Gott behüte, dass Abgeordnete in freien Abstimmungen tatsächlich etwas durchsetzen, was das Leben der Menschen zwar besser macht, aber die Parteipolitik stört. Friedrich Merz „will das nicht“. Könnte man Verachtung gegenüber dem Grundprinzip der deutschen Demokratie eigentlich deutlicher zum Ausdruck bringen, wenn man es aktiv versuchen würde? Nein, so spricht kein Demokrat. Es ist ein schlimmer, gefährlicher Satz, den Friedrich Merz da gesagt hat. Gesprochen in einer Art, bei der einem Angst und Bange wird.

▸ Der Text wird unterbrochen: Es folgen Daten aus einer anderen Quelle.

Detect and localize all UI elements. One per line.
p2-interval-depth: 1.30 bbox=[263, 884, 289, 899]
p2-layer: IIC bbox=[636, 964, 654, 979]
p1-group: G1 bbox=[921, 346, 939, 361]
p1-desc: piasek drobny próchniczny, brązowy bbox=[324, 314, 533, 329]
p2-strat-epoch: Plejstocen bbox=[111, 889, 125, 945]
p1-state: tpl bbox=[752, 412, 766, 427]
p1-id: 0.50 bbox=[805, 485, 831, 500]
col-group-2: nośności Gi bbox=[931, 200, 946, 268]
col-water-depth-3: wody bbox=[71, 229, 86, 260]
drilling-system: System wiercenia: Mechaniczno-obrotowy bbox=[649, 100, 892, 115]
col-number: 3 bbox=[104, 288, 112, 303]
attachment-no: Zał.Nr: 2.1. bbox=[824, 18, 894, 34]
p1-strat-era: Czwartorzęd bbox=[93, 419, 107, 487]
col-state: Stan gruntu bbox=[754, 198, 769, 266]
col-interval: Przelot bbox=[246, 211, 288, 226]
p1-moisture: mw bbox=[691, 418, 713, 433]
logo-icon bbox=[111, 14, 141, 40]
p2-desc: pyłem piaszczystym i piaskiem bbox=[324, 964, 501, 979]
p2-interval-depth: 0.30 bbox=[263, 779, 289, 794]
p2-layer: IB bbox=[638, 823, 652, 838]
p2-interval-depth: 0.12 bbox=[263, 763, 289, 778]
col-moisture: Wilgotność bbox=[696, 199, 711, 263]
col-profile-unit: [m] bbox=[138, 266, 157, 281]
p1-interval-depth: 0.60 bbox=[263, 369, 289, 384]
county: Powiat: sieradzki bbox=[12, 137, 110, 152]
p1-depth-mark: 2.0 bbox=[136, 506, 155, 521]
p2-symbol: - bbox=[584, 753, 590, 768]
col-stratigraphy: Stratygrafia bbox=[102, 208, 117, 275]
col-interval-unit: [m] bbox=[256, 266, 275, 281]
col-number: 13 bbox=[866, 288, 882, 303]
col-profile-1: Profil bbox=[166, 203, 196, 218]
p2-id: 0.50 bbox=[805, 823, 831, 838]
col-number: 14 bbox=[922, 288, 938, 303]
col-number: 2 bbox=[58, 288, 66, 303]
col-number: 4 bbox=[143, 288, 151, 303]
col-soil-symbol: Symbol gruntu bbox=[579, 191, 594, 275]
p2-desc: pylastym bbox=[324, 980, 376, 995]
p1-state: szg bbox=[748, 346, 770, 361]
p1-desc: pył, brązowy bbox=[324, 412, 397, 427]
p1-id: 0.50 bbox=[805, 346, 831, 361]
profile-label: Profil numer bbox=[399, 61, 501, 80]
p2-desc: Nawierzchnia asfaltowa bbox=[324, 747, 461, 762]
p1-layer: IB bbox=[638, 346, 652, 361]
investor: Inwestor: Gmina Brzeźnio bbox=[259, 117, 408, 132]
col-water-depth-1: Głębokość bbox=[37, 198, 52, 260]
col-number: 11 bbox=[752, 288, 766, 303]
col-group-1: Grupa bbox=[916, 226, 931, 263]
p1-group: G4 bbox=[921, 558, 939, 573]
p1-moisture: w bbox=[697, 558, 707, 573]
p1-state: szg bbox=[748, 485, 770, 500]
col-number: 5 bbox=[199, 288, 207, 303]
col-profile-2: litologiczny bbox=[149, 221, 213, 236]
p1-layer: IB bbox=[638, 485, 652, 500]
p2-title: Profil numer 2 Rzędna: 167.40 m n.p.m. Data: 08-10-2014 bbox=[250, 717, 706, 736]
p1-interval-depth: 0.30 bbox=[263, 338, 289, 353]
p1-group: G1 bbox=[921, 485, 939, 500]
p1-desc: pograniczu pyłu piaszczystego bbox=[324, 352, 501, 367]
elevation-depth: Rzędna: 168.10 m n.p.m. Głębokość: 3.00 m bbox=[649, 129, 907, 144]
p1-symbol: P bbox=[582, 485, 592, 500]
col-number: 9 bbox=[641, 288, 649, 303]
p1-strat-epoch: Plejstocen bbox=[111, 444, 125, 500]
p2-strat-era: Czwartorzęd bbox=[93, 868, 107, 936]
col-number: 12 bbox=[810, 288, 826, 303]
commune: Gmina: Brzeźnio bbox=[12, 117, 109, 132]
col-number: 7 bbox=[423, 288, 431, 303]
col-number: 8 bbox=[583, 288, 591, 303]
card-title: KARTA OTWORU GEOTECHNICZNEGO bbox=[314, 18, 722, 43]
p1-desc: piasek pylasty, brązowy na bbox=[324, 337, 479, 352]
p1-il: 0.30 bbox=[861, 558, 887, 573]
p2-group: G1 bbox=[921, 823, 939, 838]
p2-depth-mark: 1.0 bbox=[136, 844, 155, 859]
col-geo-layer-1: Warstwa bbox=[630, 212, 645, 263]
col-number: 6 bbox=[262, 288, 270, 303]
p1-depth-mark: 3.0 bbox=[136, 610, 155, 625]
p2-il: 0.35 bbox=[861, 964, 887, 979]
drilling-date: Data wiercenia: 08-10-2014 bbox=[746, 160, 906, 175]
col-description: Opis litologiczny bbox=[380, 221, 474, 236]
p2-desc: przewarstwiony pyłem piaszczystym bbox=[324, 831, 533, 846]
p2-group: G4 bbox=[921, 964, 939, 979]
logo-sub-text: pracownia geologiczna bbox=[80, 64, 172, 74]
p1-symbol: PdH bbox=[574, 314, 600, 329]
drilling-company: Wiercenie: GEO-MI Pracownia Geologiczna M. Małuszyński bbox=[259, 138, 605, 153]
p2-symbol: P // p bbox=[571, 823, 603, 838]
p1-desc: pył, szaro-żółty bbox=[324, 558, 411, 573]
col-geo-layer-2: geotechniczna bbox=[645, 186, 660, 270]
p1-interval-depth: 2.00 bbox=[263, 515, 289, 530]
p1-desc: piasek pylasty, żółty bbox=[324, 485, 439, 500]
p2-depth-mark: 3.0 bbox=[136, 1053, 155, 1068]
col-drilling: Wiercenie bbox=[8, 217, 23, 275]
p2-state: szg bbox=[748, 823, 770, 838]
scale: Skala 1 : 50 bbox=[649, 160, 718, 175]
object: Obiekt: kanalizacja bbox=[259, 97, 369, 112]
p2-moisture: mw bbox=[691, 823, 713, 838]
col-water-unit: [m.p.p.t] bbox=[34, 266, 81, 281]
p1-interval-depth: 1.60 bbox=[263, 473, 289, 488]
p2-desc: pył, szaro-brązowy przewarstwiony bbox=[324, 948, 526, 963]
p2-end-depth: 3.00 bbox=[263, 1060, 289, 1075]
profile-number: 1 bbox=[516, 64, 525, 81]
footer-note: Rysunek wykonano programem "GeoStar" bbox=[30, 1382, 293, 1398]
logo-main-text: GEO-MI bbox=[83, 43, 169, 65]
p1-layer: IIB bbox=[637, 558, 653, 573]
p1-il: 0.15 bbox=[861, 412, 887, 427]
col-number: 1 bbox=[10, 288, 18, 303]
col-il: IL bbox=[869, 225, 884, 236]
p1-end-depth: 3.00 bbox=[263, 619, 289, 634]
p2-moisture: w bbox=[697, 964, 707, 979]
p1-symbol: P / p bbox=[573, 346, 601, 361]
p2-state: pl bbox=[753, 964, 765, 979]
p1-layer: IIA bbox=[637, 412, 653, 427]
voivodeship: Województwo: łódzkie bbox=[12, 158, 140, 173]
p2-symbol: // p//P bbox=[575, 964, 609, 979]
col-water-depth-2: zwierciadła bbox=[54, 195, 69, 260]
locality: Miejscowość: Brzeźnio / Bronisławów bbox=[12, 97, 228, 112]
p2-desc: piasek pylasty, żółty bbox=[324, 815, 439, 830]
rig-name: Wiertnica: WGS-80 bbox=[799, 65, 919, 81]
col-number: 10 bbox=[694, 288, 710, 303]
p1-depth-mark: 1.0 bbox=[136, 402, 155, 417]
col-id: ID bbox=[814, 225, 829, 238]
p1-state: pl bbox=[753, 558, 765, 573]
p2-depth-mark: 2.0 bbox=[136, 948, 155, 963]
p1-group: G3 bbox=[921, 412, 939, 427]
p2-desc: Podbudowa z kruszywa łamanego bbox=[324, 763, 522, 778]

Gehen wir mal konsequent durch diese Gedankenwelt, in der Politiker-Konsens vor Demokratie steht und „Zufallsmehrheiten“ ein gefährliches Übel sind. Warum eigentlich noch Parlamentarismus? Dann lasst uns doch im Reichstag das Licht ausmachen und die Entscheidungen bis auf Weiteres einfach in netten Gesprächsrunden voller „staatspolitischer Verantwortung“ zwischen den Fraktionschefs Merz und Mützenich sowie Haßelmann und Dröge auskaspern.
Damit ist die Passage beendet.